The review combined studies involving participants with both primary and secondary adrenal insufficiency. Primary adrenal insufficiency occurs when the reduced hormone production arises from impairments in the adrenal glands. In the majority of cases, the underlying cause of this impairment is unknown. Secondary adrenal insufficiency arises when the hormones regulating the adrenal gland are produced in insufficient quantities. This is caused by problems in the pituitary gland or hypothalamus, both located at the base of the skull. The differences between patients with different conditions might impact study results. However, the reviewers conducted subgroup analyses where the two types of conditions were examined separately. No differences were found compared to the overall review results.
The studies included six trials with a crossover design and four parallel group trials. In the latter, participants were randomly assigned to one intervention or another and the two groups were treated in parallel. In a crossover trial, all participants receive both interventions, but the order in which each person receives the intervention is randomly assigned.5 Here, each patient acts as his or her own control, reducing within-patient variation. Hence, fewer participants can be enrolled without losing precision. However, crossover trials can be limited by carryover effects, thus leading to the use of washout periods between interventions. Different approaches to including data from crossover and parallel group trials in meta-analyses have been developed.5 The reviewers followed a standard approach, although disagreement continues regarding how best to handle such data in meta-analyses.

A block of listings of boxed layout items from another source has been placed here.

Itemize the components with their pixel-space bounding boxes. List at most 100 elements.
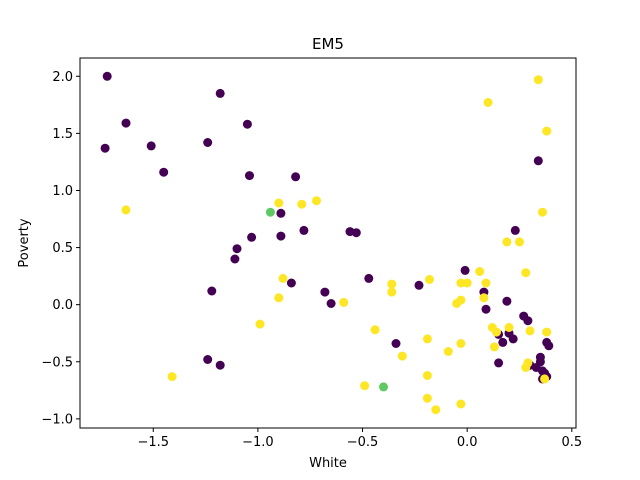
- data-point: [425, 275, 434, 284]
- y-tick-label: 1.5: [52, 127, 73, 142]
- data-point: [299, 225, 309, 235]
- data-point: [544, 341, 554, 351]
- x-axis-label: White: [309, 456, 347, 471]
- chart-title: EM5: [312, 35, 344, 53]
- data-point: [414, 280, 424, 290]
- data-point: [397, 351, 407, 361]
- data-point: [278, 273, 288, 283]
- data-point: [167, 372, 177, 382]
- y-tick-label: −0.5: [41, 355, 73, 370]
- data-point: [203, 138, 213, 147]
- data-point: [456, 339, 466, 348]
- data-point: [326, 299, 336, 308]
- data-point: [456, 399, 466, 409]
- data-point: [276, 208, 286, 218]
- data-point: [312, 196, 321, 206]
- data-point: [533, 156, 543, 166]
- data-point: [538, 207, 547, 217]
- y-tick-label: 1.0: [52, 184, 73, 199]
- data-point: [232, 244, 242, 254]
- data-point: [146, 141, 156, 151]
- data-point: [456, 278, 466, 288]
- data-point: [460, 265, 470, 275]
- data-point: [479, 293, 489, 303]
- data-point: [203, 355, 213, 364]
- data-point: [351, 228, 361, 238]
- data-point: [297, 199, 307, 209]
- data-point: [502, 237, 512, 247]
- data-point: [370, 325, 380, 335]
- data-point: [159, 167, 169, 177]
- y-tick-label: 0.0: [52, 298, 73, 313]
- y-axis-label: Poverty: [17, 218, 32, 267]
- data-point: [481, 278, 491, 288]
- data-point: [215, 88, 225, 98]
- data-point: [215, 360, 225, 370]
- data-point: [276, 231, 286, 241]
- data-point: [542, 327, 552, 337]
- x-axis-ticks: −1.5 −1.0 −0.5 0.0 0.5: [137, 428, 582, 450]
- data-point: [483, 98, 493, 107]
- data-point: [533, 75, 543, 85]
- data-point: [494, 358, 504, 368]
- data-point: [489, 342, 499, 352]
- data-point: [521, 268, 531, 278]
- data-point: [391, 339, 401, 348]
- plot-area: [80, 58, 576, 428]
- data-point: [379, 382, 388, 392]
- data-point: [523, 316, 533, 326]
- data-point: [504, 323, 514, 332]
- data-point: [521, 363, 531, 372]
- data-point: [498, 337, 508, 347]
- data-point: [475, 267, 485, 276]
- data-point: [492, 327, 501, 337]
- x-tick-label: −1.0: [242, 435, 274, 450]
- x-tick-label: 0.0: [457, 435, 478, 450]
- data-point: [364, 273, 374, 283]
- data-point: [502, 296, 512, 306]
- data-point: [320, 287, 330, 297]
- data-point: [207, 286, 217, 296]
- y-tick-label: 0.5: [52, 241, 73, 256]
- data-point: [274, 198, 284, 208]
- data-point: [462, 278, 472, 288]
- data-point: [121, 118, 131, 128]
- x-tick-label: −0.5: [347, 435, 379, 450]
- data-point: [255, 319, 265, 329]
- data-point: [422, 393, 432, 403]
- data-point: [542, 126, 552, 136]
- data-point: [535, 357, 545, 367]
- data-point: [245, 171, 254, 181]
- data-point: [510, 225, 520, 235]
- data-point: [274, 293, 284, 303]
- y-axis-ticks: −1.0 −0.5 0.0 0.5 1.0 1.5 2.0: [41, 70, 80, 427]
- data-point: [100, 143, 110, 153]
- data-point: [481, 304, 491, 314]
- data-point: [515, 237, 524, 247]
- data-point: [247, 232, 257, 242]
- data-point: [286, 278, 296, 288]
- x-tick-label: 0.5: [561, 435, 582, 450]
- data-point: [102, 71, 112, 81]
- y-tick-label: −1.0: [41, 412, 73, 427]
- data-point: [456, 295, 466, 305]
- data-point: [508, 334, 518, 344]
- data-point: [291, 172, 301, 182]
- data-point: [387, 279, 397, 289]
- data-point: [360, 381, 370, 391]
- data-point: [242, 119, 252, 129]
- data-point: [525, 326, 535, 336]
- x-tick-label: −1.5: [137, 435, 169, 450]
- data-point: [265, 207, 275, 217]
- data-points: [100, 71, 554, 415]
- data-point: [422, 334, 432, 344]
- data-point: [422, 371, 432, 380]
- data-point: [387, 287, 397, 297]
- data-point: [339, 297, 349, 307]
- data-point: [230, 254, 240, 264]
- y-tick-label: 2.0: [52, 70, 73, 85]
- data-point: [121, 205, 131, 215]
- data-point: [431, 405, 441, 415]
- axes-frame: [79, 57, 577, 429]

This article provides a succinct and clear report of a well-conducted systematic review and meta-analysis. The results of individual studies of DHEA for adrenal insufficiency have shown much variation, with the review showing that overall there is little evidence of its effectiveness for improving general well-being. Although some benefits were found for quality of life and depression, these were small and of questionable clinical significance. Improvements in anxiety or sexual function were not found. Some women may have beneficial effects from DHEA, possibly even from its side effects. However, its routine use in adrenal insufficiency is not supported by the available evidence.
1. Guyatt G, et al. Users' Guide to the Medical Literature: A Manual for Evidence-based Clinical Practice. 2nd ed. New York: McGraw Hill; 2008.
2. Arlt W, Allolio B. Adrenal insufficiency. Lancet 2003;361:1881-1893.
3. Grimley Evans J, et al. Dehydroepiandrosterone (DHEA) supplementation for cognitive function in healthy elderly people. Cochrane Database Syst Rev 2006(4):CD006221.
4. Moher D, et al. Improving the quality of reports of meta-analyses of randomised controlled trials: The QUOROM statement. Lancet 1999;354:1896-1900.
5. Elbourne DR, et al. Meta-analyses involving cross- over trials: Methodological issues. Int J Epidemiol 2002;31:140-149.